A aproximação das eleições estaduais previstas para outubro
de 1965 inflamou os ânimos dos jovens oficiais da chamada “linha dura”, que,
liderados por Albuquerque Lima, congregaram-se na Liga Democrática Radical
(Lider) e passaram a lançar mão de todas as formas de pressão para obstar o
processo eleitoral.

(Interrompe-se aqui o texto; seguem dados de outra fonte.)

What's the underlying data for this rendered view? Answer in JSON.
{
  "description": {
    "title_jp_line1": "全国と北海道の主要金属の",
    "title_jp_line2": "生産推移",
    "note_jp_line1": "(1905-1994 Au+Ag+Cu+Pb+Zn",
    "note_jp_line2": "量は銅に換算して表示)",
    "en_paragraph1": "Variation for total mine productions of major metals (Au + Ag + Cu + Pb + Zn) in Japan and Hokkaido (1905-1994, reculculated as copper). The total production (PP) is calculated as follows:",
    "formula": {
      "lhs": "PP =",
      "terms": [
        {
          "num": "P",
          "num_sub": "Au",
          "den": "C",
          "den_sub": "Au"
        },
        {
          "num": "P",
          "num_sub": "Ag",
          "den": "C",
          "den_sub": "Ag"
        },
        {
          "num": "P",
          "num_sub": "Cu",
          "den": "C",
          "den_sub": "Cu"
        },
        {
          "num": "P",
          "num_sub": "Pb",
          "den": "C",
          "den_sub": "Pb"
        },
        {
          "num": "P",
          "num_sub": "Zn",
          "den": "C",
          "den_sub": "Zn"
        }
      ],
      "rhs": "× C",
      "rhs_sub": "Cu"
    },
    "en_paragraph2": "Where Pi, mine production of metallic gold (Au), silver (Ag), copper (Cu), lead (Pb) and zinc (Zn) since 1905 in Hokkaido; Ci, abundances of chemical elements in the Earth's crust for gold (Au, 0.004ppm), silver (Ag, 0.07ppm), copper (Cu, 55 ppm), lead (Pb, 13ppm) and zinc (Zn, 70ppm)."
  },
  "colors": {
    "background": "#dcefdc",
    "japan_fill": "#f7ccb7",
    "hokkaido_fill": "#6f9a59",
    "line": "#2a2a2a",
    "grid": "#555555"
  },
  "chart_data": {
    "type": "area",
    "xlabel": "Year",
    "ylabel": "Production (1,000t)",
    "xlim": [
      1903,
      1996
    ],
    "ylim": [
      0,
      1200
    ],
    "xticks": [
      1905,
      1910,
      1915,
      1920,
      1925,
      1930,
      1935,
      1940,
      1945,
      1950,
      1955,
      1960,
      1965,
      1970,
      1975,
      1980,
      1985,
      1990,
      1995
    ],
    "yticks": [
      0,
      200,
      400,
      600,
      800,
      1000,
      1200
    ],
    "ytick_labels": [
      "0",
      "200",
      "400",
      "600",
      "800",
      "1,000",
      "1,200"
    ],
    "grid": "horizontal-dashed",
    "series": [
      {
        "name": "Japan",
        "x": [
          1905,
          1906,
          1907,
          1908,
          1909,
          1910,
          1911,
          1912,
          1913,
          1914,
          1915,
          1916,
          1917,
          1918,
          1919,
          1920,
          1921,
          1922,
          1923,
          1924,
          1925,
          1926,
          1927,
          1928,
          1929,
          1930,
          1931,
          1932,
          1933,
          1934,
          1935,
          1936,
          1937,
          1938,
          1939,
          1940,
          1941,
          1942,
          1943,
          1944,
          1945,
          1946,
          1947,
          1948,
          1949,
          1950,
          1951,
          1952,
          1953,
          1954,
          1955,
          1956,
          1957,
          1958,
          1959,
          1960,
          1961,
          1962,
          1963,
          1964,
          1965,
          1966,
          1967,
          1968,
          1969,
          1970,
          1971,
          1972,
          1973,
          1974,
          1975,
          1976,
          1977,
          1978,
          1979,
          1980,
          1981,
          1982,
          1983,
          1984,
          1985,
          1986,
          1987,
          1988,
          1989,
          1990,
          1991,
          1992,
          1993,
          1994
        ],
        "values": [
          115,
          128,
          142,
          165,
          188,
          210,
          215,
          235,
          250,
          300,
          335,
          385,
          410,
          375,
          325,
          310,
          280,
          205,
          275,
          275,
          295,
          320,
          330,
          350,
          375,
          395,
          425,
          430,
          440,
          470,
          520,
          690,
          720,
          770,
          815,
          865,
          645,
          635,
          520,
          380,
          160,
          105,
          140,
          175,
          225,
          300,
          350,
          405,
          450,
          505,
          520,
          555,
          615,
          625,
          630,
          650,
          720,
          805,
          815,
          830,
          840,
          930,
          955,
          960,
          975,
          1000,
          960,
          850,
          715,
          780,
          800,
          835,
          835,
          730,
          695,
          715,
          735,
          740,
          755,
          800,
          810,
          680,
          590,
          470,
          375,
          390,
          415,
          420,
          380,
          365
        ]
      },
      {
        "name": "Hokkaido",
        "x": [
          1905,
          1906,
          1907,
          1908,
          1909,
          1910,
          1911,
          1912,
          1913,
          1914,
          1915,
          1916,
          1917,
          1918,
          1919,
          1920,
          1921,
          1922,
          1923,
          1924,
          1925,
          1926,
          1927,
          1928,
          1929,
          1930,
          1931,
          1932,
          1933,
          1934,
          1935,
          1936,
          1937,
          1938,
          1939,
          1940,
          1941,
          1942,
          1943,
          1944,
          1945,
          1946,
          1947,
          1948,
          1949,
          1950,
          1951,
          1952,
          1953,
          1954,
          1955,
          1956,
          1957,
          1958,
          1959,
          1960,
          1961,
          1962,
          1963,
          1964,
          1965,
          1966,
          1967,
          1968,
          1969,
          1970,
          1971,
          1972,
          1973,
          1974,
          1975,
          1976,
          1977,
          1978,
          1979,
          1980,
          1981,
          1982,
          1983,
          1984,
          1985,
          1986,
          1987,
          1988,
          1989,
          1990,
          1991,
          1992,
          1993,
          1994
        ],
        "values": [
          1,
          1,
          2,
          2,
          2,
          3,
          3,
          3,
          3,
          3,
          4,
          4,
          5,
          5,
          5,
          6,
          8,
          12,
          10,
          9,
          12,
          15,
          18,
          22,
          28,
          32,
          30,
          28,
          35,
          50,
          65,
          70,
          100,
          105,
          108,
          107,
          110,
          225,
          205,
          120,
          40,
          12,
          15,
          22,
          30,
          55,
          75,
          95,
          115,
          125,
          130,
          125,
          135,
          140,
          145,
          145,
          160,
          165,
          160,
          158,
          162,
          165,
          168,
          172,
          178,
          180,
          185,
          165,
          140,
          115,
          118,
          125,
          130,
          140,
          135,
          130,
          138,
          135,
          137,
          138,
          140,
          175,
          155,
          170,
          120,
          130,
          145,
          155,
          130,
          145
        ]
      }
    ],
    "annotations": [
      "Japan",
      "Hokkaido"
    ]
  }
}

Esse projeto vinha se desenvolvendo desde o ano anterior,
quando os coronéis encarregados dos inquéritos policiais-militares (IPMs),
porta-vozes da “linha dura”, tentaram coagir Castelo Branco a manter os poderes
excepcionais que lhe haviam sido conferidos pelo Ato Institucional nº 1 (AI-1),
prorrogando sua vigência, de modo a impedir a posterior eleição de políticos
expurgados pelo movimento de março de 1964.
O
resultado das eleições de 3 de outubro, que deram a vitória aos candidatos
oposicionistas Francisco Negrão de Lima, para o governo da Guanabara, e Israel
Pinheiro, para o de Minas, aliado ao retorno de Kubitschek de seu exílio na
França, motivaram uma conspiração militar para depor Castelo Branco. À frente
da ala radical do Exército e com o apoio de oficiais da Marinha, liderados
pelos almirantes Sílvio Heck e Augusto Rademaker, Albuquerque Lima obteve a
adesão dos regimentos mais poderosos da Vila Militar, no Rio, que em 5 de
outubro entraram em prontidão. A situação de ruptura da unidade militar chegou
a tal ponto que o próprio ministro da Guerra, marechal Artur da Costa e Silva,
foi à Vila Militar conclamar os oficiais sublevados a permanecerem calmos, sob
a promessa de que suas reivindicações seriam levadas ao presidente.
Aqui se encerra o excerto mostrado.